Saturday, October 12, 2024
spot_img
HomeCeritaSumarsih dan Aksi Kamisan: 17 Tahun Menjadi Tameng Menolak Impunitas

Sumarsih dan Aksi Kamisan: 17 Tahun Menjadi Tameng Menolak Impunitas

Hidup Korban! (Jangan Diam!)

Jangan Diam! (Lawan!)

Suara kerumunan memekik di antara derasnya hujan yang mengguyur Taman Pandang Istana sore itu. Sekitar 100 orang dengan pakaian serba hitam berdiri dan membentuk lingkaran. Sebagian melindungi diri dari air hujan dengan payung, sebagian lain menggunakan jas hujan plastik seperti yang saya kenakan. Aksi ini diadakan hampir setiap Kamis, namun baru kali ini saya menghadirinya secara langsung. Biasanya, saya hanya memantau siaran langsung dari akun Youtube Jakartanicus.

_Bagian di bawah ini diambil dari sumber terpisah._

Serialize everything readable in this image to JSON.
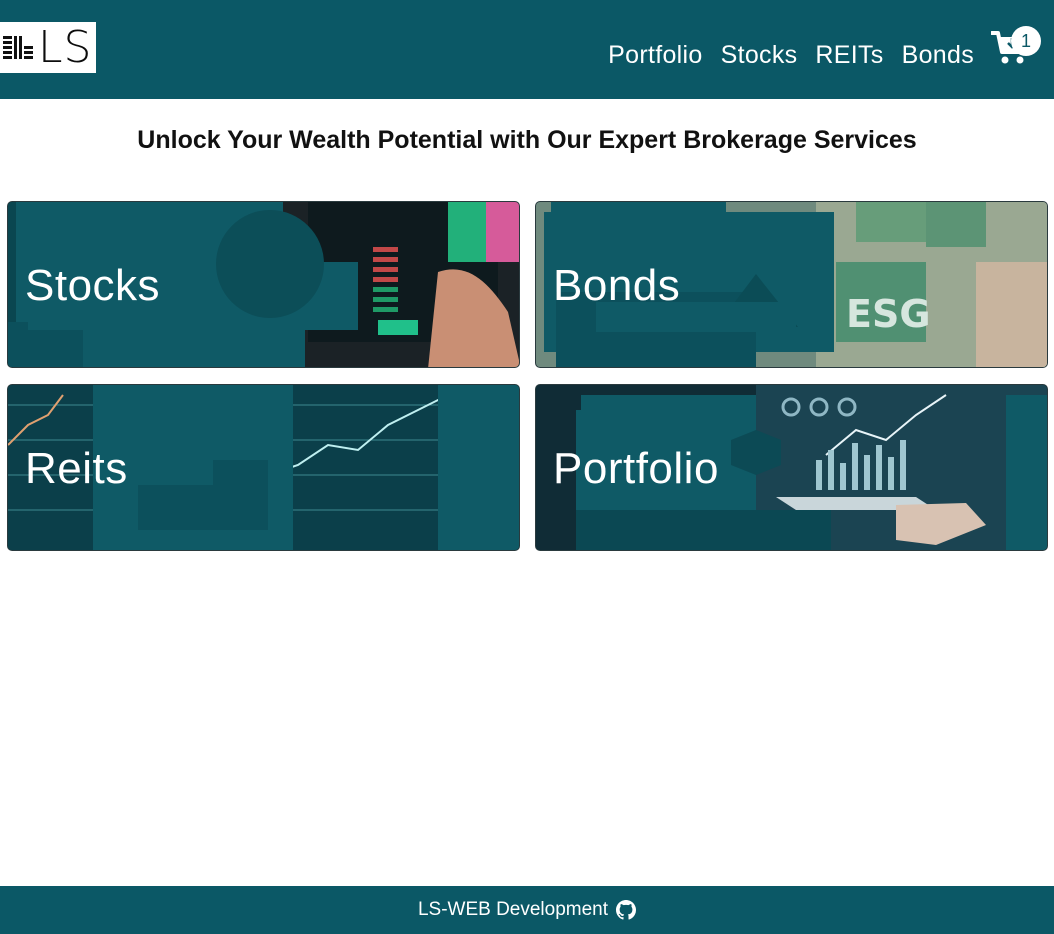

Baik memantau melalui layar ataupun menghadiri secara langsung, ada yang tidak pernah berubah: rasa merinding setiap mendengar orator menyuarakan tuntutan dan argumennya, khususnya Maria Catarina Sumarsih. Hari ini (15 Februari) merupakan Aksi Kamisan yang ke-805. Tujuh belas tahun sudah Sumarsih dan Aksi Kamisan terus bersuara. Atas nama keadilan, atas nama kemanusiaan. Jaringan korban pelanggaran HAM berat di tahun 1998 ini tak lelah mengingatkan. Keadilan dan hukum jangan sampai hanya menjadi produk negara, berjarak dengan masyarakat sipil yang membutuhkannya.

Suara yang Tak Terbalas

Sumarsih, salah satu Presidium Jaringan Solidaritas Korban untuk Keadilan (JSKK) menerima mikrofon dari pemandu. Di tangannya, ia menggenggam surat terbuka nomor 445 yang akan dikirimkan ke Presiden Joko Widodo hari ini. Kertas itu sedikit kusut, mungkin karena cuaca yang sedang hujan. Seorang perempuan berkacamata berdiri di samping Sumarsih, membuatnya teduh di bawah payung hitam.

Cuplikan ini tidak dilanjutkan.